How One Decision My Dad Made Changed My Life

13458694463_103e1e9173_oMy earliest memories of my father (who would have been 84 today) are when I was four. We had moved in with his parents after his father, Charlie L. suffered a stroke. Mom went to work at a shirt factory in nearby Clinton County, Kentucky while Dad stayed home to ‘run the house’ for his parents.

In my first memory, I am sitting in the grass while Dad hoed in the small garden at the foot of the hill. All of the sudden, Dad said, “Don’t move.” He then proceeded to kill a copperhead snake slithering in the grass near me. I remember Dad showing off his kill to his sister, Anna, who lived a mile or so away and there was even talk of getting a photograph with the local newspaper. Oddly, enough, I do not remember seeing the snake — so I have no idea if it was photo worthy.

The second memory of my father is not as flattering.

It occurred around the same time and took place inside his mother’s kitchen. In this memory, my father is pouring each of his three children (my youngest sister had not been born yet) a shot of alcohol. Since I was four, my older brother and sister were 8 and 6, respectively.

I remember the incident well because of his mother’s reaction — her anger and irritation as she told her son not to give us the drink.

“Ah, it won’t hurt ’em,” Dad said.

Alcohol was a big part of my father’s life then, but it did not start out that way. In his early 20s, Dad volunteered to serve in the Korean War. When he left home, he was a well-respected, likeable young man who had never drank alcohol. Something he experienced during his war service dramatically changed him and when he returned home a few years later, he — by his own admission — drank too much.

And by the time I took that drink as a four-year-old boy, my father had been arrested for public intoxication, driving under the influence, been questioned about receiving stolen property — and had spent more than one night in the Cumberland County jail. In the years leading up to my birth his drinking escalated to the point that it almost destroyed his marriage.

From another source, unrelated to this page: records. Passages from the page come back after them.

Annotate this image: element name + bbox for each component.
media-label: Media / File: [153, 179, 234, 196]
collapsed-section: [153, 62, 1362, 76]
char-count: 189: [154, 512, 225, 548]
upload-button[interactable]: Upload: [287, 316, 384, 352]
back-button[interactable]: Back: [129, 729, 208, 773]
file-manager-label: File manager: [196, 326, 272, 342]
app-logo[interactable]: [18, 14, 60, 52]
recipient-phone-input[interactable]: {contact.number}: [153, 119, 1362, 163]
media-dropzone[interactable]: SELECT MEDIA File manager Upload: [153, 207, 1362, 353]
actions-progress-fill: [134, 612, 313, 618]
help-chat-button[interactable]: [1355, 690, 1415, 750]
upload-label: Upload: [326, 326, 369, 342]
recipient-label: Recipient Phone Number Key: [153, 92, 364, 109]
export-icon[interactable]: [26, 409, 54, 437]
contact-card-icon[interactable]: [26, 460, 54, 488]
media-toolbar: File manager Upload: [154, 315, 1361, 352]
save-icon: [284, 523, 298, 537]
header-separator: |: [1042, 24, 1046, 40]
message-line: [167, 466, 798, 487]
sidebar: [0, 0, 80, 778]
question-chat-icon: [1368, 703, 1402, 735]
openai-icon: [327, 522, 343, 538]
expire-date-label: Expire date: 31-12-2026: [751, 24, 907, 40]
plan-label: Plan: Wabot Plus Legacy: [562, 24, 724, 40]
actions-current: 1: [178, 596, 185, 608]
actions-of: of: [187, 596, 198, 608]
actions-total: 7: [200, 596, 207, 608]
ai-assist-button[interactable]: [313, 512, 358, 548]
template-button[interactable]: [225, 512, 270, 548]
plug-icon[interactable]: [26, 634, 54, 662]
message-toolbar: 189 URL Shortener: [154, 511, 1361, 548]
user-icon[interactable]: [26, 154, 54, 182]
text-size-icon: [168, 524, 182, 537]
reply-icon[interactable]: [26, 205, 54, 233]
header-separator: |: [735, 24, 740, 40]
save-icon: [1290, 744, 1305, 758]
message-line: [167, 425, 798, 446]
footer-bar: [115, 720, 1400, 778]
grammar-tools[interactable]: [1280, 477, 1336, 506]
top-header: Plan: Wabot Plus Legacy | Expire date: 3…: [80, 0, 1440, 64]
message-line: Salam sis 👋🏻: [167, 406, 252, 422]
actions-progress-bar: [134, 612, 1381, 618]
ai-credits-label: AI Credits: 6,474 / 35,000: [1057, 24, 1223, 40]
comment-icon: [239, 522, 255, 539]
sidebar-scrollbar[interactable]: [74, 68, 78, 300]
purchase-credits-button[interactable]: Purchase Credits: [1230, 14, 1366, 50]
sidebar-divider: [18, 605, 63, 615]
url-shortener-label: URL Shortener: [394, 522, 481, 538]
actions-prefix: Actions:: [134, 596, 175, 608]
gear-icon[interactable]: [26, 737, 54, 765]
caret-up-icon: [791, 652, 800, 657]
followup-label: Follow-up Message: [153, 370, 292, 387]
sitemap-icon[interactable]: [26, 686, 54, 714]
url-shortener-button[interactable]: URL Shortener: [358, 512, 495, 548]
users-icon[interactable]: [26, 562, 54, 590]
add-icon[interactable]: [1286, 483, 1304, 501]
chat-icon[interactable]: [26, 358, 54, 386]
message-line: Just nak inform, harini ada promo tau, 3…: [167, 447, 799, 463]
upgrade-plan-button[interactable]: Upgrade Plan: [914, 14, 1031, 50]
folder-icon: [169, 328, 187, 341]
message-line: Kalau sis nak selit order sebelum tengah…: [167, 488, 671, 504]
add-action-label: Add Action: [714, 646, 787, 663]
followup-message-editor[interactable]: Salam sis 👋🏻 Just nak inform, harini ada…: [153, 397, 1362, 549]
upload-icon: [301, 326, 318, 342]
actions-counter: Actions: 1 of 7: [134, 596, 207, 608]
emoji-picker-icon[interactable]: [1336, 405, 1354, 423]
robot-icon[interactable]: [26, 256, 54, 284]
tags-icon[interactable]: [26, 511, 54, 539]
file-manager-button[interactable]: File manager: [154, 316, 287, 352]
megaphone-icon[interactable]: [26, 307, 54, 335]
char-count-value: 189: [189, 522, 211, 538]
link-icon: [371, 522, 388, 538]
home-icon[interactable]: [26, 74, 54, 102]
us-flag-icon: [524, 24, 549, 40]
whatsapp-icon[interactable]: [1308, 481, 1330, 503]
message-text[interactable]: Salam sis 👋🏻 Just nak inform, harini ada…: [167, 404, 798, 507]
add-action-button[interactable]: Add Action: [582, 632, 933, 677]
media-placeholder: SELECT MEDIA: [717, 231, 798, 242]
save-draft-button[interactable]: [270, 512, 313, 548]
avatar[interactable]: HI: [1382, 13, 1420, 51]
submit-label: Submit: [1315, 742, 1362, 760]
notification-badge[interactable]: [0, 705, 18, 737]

But within a year of my first drink, my father had quit drinking altogether. It took the death of a co-worker and the near-death of a drinking buddy to change Dad’s life view. Of course, I was too young to understand the implications of his decision, but it changed the direction of my life — being the son of a former heavy drinker is vastly different than being the son of a heavy drinker.

It was the greatest gift he ever gave me.